Las Vegas Sun

March 18, 2024

House committee conducting ethics probe of Rep. Shelley Berkley

Shelley Berkley

Shelley Berkley

The House Committee on Ethics announced today it is launching a inquiry into Rep. Shelley Berkley's actions.

The committee does not disclose what it is probing, but it appears to be related to the congresswoman’s past advocacy for Medicare coverage of kidney care that her husband, a kidney doctor, stood to benefit from. Word of the probe, which committee leaders stressed was not a determination of any ethics violation, nonetheless threatens to complicate Berkley’s Senate bid against Republican Sen. Dean Heller.

Berkley has come under fire from Heller’s supporters, as well as the independent watchdog organization Citizens for Responsibility and Ethics in Washington, for actions first outlined in a New York Times report last year, which detailed how Berkley had urged lawmakers and government agencies to sustain Medicare funding for kidney dialysis and transplants.

Berkley’s husband, Dr. Larry Lehrner, is a partner in a nephrology firm that has the only contract to provide such services at University Medical Center.

The probe originated with a complaint the Nevada Republican Party sent to the Office of Congressional Ethics last fall, which referred the matter to the House Ethics Committee on Feb. 9, according to the statement this morning from the committee. The Nevada GOP did not immediately respond to a request for comment.

Berkley, who has defended her motivations as those of a representative looking out for the best interests of her constituents, maintained that stance today. A spokeswoman for Berkley’s campaign appeared to suggest the complaint was politically motivated.

“The Nevada Republican Party filed a complaint against Congresswoman Berkley. As the committee reviews this complaint, they will determine that Congresswoman Shelley Berkley’s only concern is for the well being of Nevada’s patients,” Berkley campaign manager Jessica Mackler said in a statement. “That’s why she fought against out-of-state Washington bureaucrats from restricting patients’ access to care and why she joined fellow Reps. Jon Porter and Dean Heller to stop Nevada’s only kidney transplant program from being shut down, which would have denied life saving treatment to hundreds of Nevadans.”

Berkley joined the rest of the Nevada House delegation in arguing against reducing compensation rates for dialysis treatments or curtailing reimbursements for kidney transplants.

CREW's report notes Berkley is the single-largest career recipient of campaign funds from the Renal Physicians Association, where Lerner is member of the political action committee board.

Those associations were enough that the group gave Berkley a “dishonorable mention” in its report of the 19 “Most Corrupt” lawmakers in Congress last year.

The contract between Lehrner’s firm and UMC is worth a reported $738,000. Kidney transplants are one of 11 medical services outlined under the terms of service between the firm and the hospital.

According to the Scientific Registry of Transplant Recipients, Lehrner’s firm performed 127 kidney transplants at UMC between July 2008 and June 2011. The firm’s contract was renewed, at a 25 percent increase, in late 2010. Lehrner has a 9.09 percent ownership stake in the firm.

At the time Berkley took up the cause of kidney care under question, the wait list for kidney care was long and services were in need of improvement; reports from the time also show UMC officials approached her, along with the rest of the delegation, to use their federal influence to keep Medicare payments flowing.

Berkley has urged for more or sustained Medicare coverage of other medical services as well, not just kidneys.
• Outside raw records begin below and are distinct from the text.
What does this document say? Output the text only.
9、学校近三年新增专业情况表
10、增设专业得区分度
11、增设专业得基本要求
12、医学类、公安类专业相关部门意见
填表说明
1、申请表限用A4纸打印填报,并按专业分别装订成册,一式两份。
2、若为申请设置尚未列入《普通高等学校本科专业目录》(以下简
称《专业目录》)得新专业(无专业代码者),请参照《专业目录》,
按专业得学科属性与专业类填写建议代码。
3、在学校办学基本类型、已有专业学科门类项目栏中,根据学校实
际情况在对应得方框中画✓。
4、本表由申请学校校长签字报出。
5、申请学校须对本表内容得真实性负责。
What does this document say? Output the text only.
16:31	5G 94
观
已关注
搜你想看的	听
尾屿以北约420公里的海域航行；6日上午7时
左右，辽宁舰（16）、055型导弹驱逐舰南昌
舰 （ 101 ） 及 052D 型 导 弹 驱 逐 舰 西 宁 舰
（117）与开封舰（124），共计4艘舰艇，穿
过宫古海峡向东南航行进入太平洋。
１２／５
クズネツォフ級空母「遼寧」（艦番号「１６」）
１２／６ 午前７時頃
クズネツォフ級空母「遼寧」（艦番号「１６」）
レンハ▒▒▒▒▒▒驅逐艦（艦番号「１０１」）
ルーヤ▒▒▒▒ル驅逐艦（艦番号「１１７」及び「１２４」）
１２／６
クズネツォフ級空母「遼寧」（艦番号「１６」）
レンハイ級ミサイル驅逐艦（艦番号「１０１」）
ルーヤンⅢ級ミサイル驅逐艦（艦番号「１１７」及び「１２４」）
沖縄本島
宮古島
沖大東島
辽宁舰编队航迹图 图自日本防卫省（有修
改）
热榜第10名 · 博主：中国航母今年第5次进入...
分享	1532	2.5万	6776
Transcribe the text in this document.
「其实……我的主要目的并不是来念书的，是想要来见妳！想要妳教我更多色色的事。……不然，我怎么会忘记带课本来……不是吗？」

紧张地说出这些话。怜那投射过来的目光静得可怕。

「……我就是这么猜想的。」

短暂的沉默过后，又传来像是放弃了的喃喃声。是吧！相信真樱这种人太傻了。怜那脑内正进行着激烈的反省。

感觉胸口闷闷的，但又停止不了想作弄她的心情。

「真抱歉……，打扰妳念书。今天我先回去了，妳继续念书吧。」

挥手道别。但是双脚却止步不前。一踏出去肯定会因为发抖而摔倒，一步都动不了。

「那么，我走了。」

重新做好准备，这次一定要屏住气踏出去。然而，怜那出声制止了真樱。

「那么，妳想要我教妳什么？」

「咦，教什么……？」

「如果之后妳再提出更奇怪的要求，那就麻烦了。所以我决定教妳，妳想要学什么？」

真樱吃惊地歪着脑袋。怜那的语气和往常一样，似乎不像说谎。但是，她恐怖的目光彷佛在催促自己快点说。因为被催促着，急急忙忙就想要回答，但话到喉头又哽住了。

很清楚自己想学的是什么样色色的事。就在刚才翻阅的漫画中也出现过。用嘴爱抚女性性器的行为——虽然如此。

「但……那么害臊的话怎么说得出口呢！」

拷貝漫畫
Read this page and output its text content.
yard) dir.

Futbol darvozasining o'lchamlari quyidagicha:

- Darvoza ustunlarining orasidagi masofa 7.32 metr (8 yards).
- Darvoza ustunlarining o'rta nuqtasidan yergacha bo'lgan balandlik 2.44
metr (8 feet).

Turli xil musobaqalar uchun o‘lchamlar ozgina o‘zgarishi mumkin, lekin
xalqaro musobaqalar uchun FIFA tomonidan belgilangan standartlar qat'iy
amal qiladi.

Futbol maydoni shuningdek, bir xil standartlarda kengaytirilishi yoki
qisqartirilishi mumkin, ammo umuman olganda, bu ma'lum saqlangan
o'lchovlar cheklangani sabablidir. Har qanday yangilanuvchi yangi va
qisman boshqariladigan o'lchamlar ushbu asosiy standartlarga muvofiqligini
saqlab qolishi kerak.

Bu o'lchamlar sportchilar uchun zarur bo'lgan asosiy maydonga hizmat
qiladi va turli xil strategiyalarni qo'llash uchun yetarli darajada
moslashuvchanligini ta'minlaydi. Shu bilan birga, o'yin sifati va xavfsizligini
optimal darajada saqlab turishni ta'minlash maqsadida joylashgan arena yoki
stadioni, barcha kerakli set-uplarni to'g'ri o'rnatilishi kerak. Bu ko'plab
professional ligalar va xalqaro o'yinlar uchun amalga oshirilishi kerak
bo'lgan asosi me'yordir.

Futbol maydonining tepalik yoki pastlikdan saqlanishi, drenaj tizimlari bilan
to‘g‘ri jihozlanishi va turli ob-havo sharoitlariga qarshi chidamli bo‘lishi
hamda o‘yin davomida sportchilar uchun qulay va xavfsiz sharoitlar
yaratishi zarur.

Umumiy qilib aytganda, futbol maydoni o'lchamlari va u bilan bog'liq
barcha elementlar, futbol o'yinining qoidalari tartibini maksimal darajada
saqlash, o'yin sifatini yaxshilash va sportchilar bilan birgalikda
But she admitted to the Las Vegas Review-Journal last fall, after these allegations surfaced, that she should have done more to disclose her personal relationship with a potential beneficiary of the policies she was pursuing.

Now the real question is whether voters will believe, as she wants them to, that her heart was in the right place.

“Obviously, it’s not good. This is something they had hoped would go away, but obviously the outside ethics investigators found cause to refer it,” said UNLV political science professor David Damore. “This allows for people to speculate; it distracts from the message that she wants to get out...and it gives Heller more fodder, because this won’t be resolved before the June primaries.”

The committee said today they will announce how they intend to proceed by July 9.